塗装の見積もりは総額だけで判断しないことが大切です

塗装の見積もりを取ると、業者によって金額に差が出ることがあります。外壁塗装や屋根塗装は、建物の大きさ、劣化状況、使う塗料、補修の範囲、足場の有無などによって費用が変わるため、単純に「安いから良い」「高いから安心」とは言い切れません。特に初心者の方が注意したいのは、見積書の総額だけを見て判断してしまうことです。総額が安くても、必要な工程が省かれていたり、付帯部の塗装が別料金になっていたりすると、後から追加費用が発生する場合があります。反対に、少し高めの見積もりでも、下地補修や保証、耐久性の高い塗料が含まれていれば、長い目で見て納得できる内容になることもあります。塗装工事は見た目をきれいにするだけでなく、雨風や紫外線から住まいを守るための工事です。そのため、見積もりでは金額の安さだけでなく、どの作業にいくらかかるのか、どこまで工事範囲に含まれているのかを確認することが大切です。

塗装見積もりで確認したい主な項目

塗装の見積書には、足場、高圧洗浄、養生、下地補修、塗装作業、塗料代、付帯部塗装、諸経費などが記載されるのが一般的です。これらの項目が細かく分かれているほど、工事内容を確認しやすくなります。一方で「外壁塗装一式」「工事一式」とだけ書かれている場合は、具体的に何が含まれているのかがわかりにくいため、必ず説明を受けましょう。見積もりを比較するときは、同じ条件で比べることも重要です。塗料のグレードや塗装面積、屋根塗装の有無、雨どいや破風板などの付帯部が含まれているかによって、金額は大きく変わります。

塗料名と塗装回数を確認しましょう

見積書には、使用する塗料のメーカー名や商品名が記載されているか確認しましょう。単に「シリコン塗料」「フッ素塗料」とだけ書かれている場合、具体的な性能や耐用年数が判断しにくくなります。また、外壁塗装では下塗り、中塗り、上塗りの3工程が基本です。塗装回数が明記されていない場合は、どの工程を何回行うのかを質問しておくと安心です。

下地補修と追加費用の条件も大切です

塗装の仕上がりや耐久性は、塗る前の下地補修によって大きく変わります。ひび割れ補修、コーキングの打ち替え、サビ止め、浮いた塗膜の処理などが必要な場合、見積もりに含まれているかを確認しましょう。また、工事開始後に劣化が見つかった場合、追加費用が発生するのか、どのような条件で費用が増えるのかも事前に聞いておくことが大切です。

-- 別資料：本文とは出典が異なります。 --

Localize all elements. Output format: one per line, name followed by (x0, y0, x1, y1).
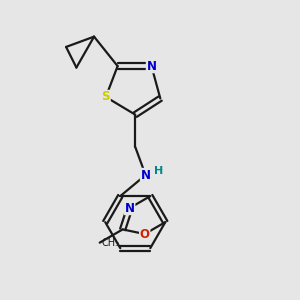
Text: H: H (154, 167, 164, 176)
Text: N: N (146, 60, 157, 73)
Text: N: N (141, 169, 151, 182)
Text: CH₃: CH₃ (101, 238, 119, 248)
Text: N: N (125, 202, 135, 214)
Text: S: S (102, 91, 110, 103)
Text: O: O (140, 227, 150, 241)
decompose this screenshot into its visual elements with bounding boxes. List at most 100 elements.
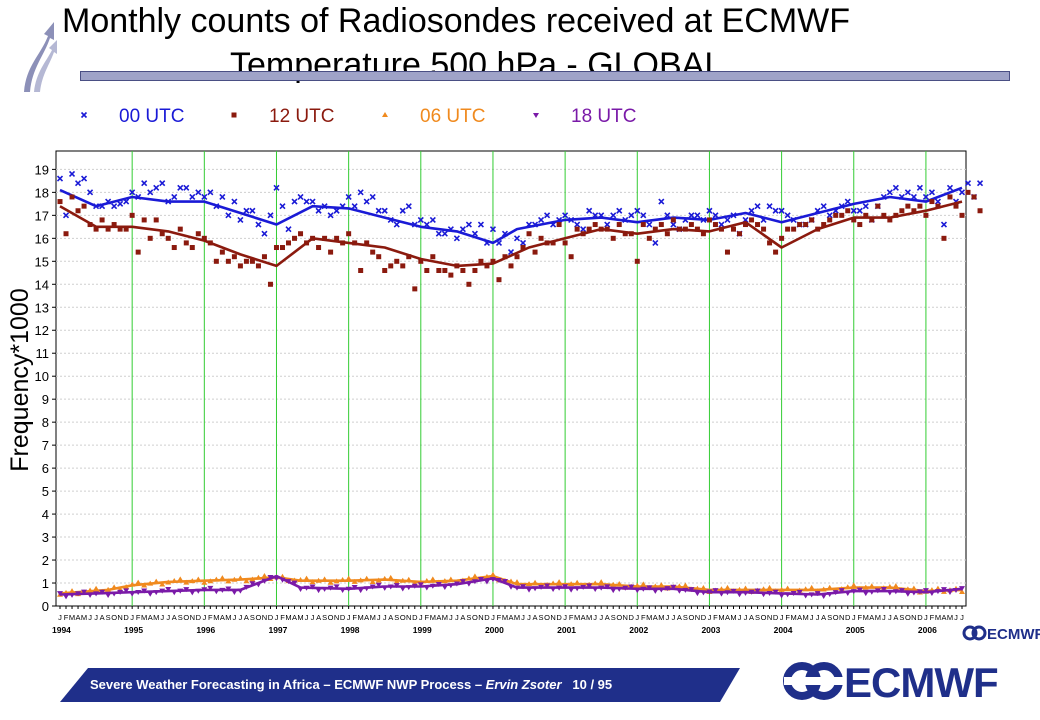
data-point-mark (147, 189, 154, 196)
data-point-mark (87, 189, 94, 196)
data-point (941, 235, 947, 241)
data-point (81, 203, 87, 209)
data-point (267, 281, 273, 287)
x-month-label: N (695, 613, 700, 622)
data-point (622, 231, 628, 237)
ecmwf-small-logo: ECMWF (962, 625, 1040, 642)
data-point (171, 245, 177, 251)
x-month-label: M (285, 613, 291, 622)
data-point-mark (237, 216, 244, 224)
data-point (424, 267, 430, 273)
data-point-mark (459, 226, 466, 233)
data-point-mark (183, 184, 190, 191)
legend-item: 12 UTC (231, 106, 334, 127)
x-month-label: F (713, 613, 718, 622)
data-point (406, 254, 412, 260)
data-point (459, 226, 466, 233)
data-point (772, 207, 779, 214)
data-point-mark (670, 221, 677, 228)
data-point (586, 583, 593, 589)
data-point (514, 254, 520, 260)
data-point-mark (159, 180, 166, 187)
y-tick-label: 18 (35, 185, 49, 200)
data-point-mark (820, 203, 827, 210)
x-month-label: J (521, 613, 525, 622)
data-point-mark (297, 193, 304, 201)
x-month-label: J (305, 613, 309, 622)
data-point (147, 189, 154, 196)
x-month-label: F (497, 613, 502, 622)
x-month-label: A (220, 613, 225, 622)
data-point (129, 212, 135, 218)
data-point (922, 193, 929, 201)
data-point (189, 245, 195, 251)
x-year-label: 2002 (629, 625, 648, 635)
data-point (550, 240, 556, 246)
series-18-utc (57, 574, 965, 600)
data-point (382, 267, 388, 273)
x-month-label: A (244, 613, 249, 622)
x-month-label: N (190, 613, 195, 622)
data-point (778, 207, 785, 214)
data-point-mark (225, 212, 232, 219)
data-point-mark (189, 193, 196, 201)
data-point-mark (976, 180, 984, 187)
x-year-label: 1996 (196, 625, 215, 635)
data-point (519, 239, 527, 246)
data-point (862, 203, 869, 210)
data-point (845, 208, 851, 214)
x-month-label: J (491, 613, 495, 622)
x-month-label: M (730, 613, 736, 622)
data-point-mark (544, 212, 551, 219)
data-point-mark (465, 221, 472, 228)
data-point (712, 212, 719, 219)
data-point (916, 184, 923, 191)
data-point-mark (628, 212, 635, 219)
data-point-mark (111, 203, 118, 210)
data-point (791, 226, 797, 232)
data-point (959, 588, 965, 594)
data-point (556, 579, 563, 585)
y-tick-label: 0 (42, 599, 49, 614)
x-month-label: J (599, 613, 603, 622)
x-month-label: J (233, 613, 237, 622)
data-point-mark (916, 184, 923, 191)
x-month-label: N (334, 613, 339, 622)
data-point (881, 212, 887, 218)
data-point-mark (171, 193, 178, 201)
data-point (303, 198, 310, 205)
data-point-mark (922, 193, 929, 201)
data-point-mark (429, 216, 436, 224)
data-point (670, 221, 677, 228)
x-month-label: J (563, 613, 567, 622)
x-month-label: F (136, 613, 141, 622)
data-point (117, 226, 123, 232)
data-point (273, 184, 280, 191)
data-point-mark (399, 207, 406, 214)
data-point (532, 249, 538, 255)
data-point (761, 226, 767, 232)
x-month-label: M (81, 613, 87, 622)
legend-item: 06 UTC (382, 106, 485, 127)
data-point (249, 258, 255, 264)
data-point-mark (153, 184, 160, 191)
data-point-mark (285, 226, 292, 233)
data-point-mark (375, 207, 382, 214)
data-point (267, 212, 274, 219)
x-month-label: M (875, 613, 881, 622)
x-month-label: S (250, 613, 255, 622)
x-month-label: J (160, 613, 164, 622)
title-underline-bar (80, 71, 1010, 81)
data-point-mark (80, 175, 88, 182)
data-point (195, 189, 202, 196)
data-point-mark (261, 230, 268, 237)
x-month-label: N (623, 613, 628, 622)
data-point-mark (243, 207, 250, 214)
data-point (700, 231, 706, 237)
y-tick-label: 7 (42, 438, 49, 453)
x-month-label: A (460, 613, 465, 622)
data-point (520, 245, 526, 251)
data-point-mark (718, 221, 725, 228)
data-point (616, 207, 623, 214)
x-month-label: J (58, 613, 62, 622)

複数の見積もりを比較して信頼できる業者を選びましょう

塗装の見積もりは、できれば複数の業者から取ることをおすすめします。1社だけでは、その金額や工事内容が適正かどうか判断しにくいためです。ただし、比較するときは金額だけでなく、現地調査の丁寧さや説明のわかりやすさも見ておきましょう。建物をしっかり確認せずに大まかな金額だけを出す業者より、劣化箇所を写真で示しながら説明してくれる業者の方が、工事内容を理解しやすくなります。見積もり時には、次のような点を確認すると安心です。
・塗装する範囲が明確に書かれているか
・塗料名や塗装回数が具体的か
・足場代や養生費が含まれているか
・保証内容や期間が説明されているか
・質問に対して丁寧に答えてくれるか
また、「今日契約すれば大幅値引き」「すぐに塗装しないと危険」と強く急かされる場合は、冷静に判断することが大切です。塗装工事は決して安い買い物ではありません。見積もりをしっかり確認し、内容に納得してから契約することで、工事後の後悔やトラブルを防ぎやすくなります。住まいを長く守るためにも、価格と内容のバランスを見ながら、信頼できる塗装業者を選びましょう。